Clarence Ross (October 26, 1923 – April 30, 2008), also known as Clancy Ross, was a bodybuilder from the United States.

Ross was born in Oakland, California on October 26, 1923, the second of the four children of Hershel Ross, a teamster, and his wife Jeannette Levi. His mother died when he was young, so he grew up in a series of foster homes. He started weight training at age 17, weighing 135 pounds at a height of 5'10". He was motivated by the Japanese attack on Pearl Harbor to enlist in the Air Force, which he did on October 31, 1942 at San Francisco, and was then stationed in Las Vegas. Around this time he married his wife.

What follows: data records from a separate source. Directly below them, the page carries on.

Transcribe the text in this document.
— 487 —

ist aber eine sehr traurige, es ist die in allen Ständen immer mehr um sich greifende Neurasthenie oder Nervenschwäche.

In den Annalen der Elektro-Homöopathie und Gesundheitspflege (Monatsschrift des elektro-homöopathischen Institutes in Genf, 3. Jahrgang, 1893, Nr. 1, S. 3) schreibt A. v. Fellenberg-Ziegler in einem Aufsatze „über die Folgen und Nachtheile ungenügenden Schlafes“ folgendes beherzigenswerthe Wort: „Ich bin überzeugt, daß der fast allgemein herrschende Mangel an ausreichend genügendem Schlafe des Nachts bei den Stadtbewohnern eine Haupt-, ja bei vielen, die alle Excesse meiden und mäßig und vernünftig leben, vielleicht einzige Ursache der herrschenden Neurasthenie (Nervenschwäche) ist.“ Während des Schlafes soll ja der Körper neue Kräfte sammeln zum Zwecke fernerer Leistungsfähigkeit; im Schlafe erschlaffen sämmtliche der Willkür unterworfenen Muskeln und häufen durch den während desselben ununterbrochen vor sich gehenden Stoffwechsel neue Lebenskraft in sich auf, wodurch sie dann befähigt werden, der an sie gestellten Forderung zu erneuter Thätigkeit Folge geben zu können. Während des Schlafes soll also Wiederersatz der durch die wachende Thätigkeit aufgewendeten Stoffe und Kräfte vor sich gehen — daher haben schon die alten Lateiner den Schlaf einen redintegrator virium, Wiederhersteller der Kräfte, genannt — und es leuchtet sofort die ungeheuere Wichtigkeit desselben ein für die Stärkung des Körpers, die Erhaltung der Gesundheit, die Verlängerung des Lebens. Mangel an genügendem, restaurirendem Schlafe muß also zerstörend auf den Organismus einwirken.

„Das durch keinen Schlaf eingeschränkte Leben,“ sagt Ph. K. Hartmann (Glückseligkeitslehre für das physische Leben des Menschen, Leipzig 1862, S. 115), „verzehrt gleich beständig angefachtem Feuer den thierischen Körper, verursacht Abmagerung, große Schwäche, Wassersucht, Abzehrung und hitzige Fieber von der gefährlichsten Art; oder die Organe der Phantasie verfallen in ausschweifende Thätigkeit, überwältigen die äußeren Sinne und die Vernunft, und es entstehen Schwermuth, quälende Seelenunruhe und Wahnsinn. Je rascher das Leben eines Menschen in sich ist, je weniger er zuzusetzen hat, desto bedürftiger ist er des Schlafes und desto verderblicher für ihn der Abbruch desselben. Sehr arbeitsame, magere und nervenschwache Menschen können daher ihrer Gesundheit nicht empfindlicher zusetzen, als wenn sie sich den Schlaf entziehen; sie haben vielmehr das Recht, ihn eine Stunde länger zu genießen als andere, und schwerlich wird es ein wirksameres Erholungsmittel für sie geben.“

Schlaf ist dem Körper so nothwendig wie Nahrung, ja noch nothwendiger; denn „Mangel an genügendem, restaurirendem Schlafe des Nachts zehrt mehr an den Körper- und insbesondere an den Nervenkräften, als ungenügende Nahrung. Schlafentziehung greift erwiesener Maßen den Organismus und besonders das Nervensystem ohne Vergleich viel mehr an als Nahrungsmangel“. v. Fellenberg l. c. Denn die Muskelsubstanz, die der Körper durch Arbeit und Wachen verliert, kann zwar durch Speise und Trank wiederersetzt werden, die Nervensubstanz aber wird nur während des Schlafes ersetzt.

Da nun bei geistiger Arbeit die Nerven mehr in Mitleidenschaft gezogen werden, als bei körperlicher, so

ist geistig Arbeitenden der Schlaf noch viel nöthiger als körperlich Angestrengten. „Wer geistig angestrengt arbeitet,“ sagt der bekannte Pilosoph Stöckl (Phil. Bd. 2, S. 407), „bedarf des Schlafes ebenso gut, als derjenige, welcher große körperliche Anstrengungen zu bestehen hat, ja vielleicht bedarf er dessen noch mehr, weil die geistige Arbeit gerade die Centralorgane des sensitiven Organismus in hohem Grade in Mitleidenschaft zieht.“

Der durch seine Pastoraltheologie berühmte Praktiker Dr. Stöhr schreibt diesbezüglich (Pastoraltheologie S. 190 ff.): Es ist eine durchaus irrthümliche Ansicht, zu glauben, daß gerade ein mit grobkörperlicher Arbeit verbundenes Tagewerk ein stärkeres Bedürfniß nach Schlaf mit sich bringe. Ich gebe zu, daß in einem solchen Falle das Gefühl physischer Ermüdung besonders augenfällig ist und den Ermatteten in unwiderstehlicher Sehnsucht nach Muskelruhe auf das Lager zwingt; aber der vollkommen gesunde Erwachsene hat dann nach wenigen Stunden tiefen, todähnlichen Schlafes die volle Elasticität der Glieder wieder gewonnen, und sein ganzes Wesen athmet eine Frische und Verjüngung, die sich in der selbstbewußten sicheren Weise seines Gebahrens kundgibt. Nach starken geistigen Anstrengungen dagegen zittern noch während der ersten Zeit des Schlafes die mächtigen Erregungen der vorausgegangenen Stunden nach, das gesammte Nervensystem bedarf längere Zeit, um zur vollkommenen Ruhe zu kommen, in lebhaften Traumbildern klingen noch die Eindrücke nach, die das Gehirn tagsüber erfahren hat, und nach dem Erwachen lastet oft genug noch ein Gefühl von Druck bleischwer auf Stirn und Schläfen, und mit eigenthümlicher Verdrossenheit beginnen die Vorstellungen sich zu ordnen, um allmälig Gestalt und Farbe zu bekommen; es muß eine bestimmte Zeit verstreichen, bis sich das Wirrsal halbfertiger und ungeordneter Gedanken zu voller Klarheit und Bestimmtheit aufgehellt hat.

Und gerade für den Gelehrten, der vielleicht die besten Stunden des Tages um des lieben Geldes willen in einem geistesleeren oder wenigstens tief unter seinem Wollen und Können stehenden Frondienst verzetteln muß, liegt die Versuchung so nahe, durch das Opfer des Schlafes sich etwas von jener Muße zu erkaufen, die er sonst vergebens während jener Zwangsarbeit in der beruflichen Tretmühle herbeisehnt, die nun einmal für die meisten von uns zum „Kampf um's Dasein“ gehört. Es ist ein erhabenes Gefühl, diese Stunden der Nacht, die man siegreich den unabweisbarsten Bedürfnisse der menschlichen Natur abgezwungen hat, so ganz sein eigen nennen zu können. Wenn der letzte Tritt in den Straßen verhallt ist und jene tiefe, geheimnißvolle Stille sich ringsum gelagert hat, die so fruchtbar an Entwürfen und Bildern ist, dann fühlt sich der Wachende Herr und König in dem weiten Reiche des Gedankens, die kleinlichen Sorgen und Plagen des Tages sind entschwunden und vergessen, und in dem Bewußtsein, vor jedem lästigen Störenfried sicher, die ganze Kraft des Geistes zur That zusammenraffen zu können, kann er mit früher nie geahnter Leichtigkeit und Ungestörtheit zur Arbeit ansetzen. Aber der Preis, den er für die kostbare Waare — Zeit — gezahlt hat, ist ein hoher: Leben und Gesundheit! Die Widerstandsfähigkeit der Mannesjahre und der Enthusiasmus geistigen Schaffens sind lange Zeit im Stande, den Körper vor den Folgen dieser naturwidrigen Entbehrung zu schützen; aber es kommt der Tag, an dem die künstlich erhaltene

In 1945, Ross won the AAU Mr. America contest in Los Angeles. After this success, he started to appear on the covers of popular physique magazines such as Your Physique, Iron Man, Muscle Power, and Health and Strength. After leaving the service in November 1945, Ross opened a gym in Alameda, California. In 1976 Ross opened a bodybuilding gym in the Ygnacio Plaza Shopping Center, 1853 Ygnacio Valley Rd, Walnut Creek, CA 94598, where he ran it until 1981 when he sold the gym to Win Paris, who after 6 short months sold the gym to one of the Gold's Gym owners, Ed Conners. The gym was then sold to Fitness 19 and is still in business after 40+ years at the same location.

On March 13, 1948, Ross won the Mr. USA contest in Los Angeles ahead of the 1947 Mr. America, Steve Reeves. Ross attempted to defend his title in 1949 but placed second to John Grimek. However, he finished ahead of Steve Reeves, becoming one of only two men to beat Reeves twice (along with Grimek). He appeared in the 1949 Warner Brothers "Joe MacDoakes" short So You Want to Be a Muscle Man with George O'Hanlon, Phyllis Coates and Willard Waterman.
In 1955, Clarence attempted a comeback at the Professional Mister Universe of London. He won the tall class category but was beaten for the Overall Title by the Canadian Leo Robert.

Ross died on 30 April 2008, he was 84 years old.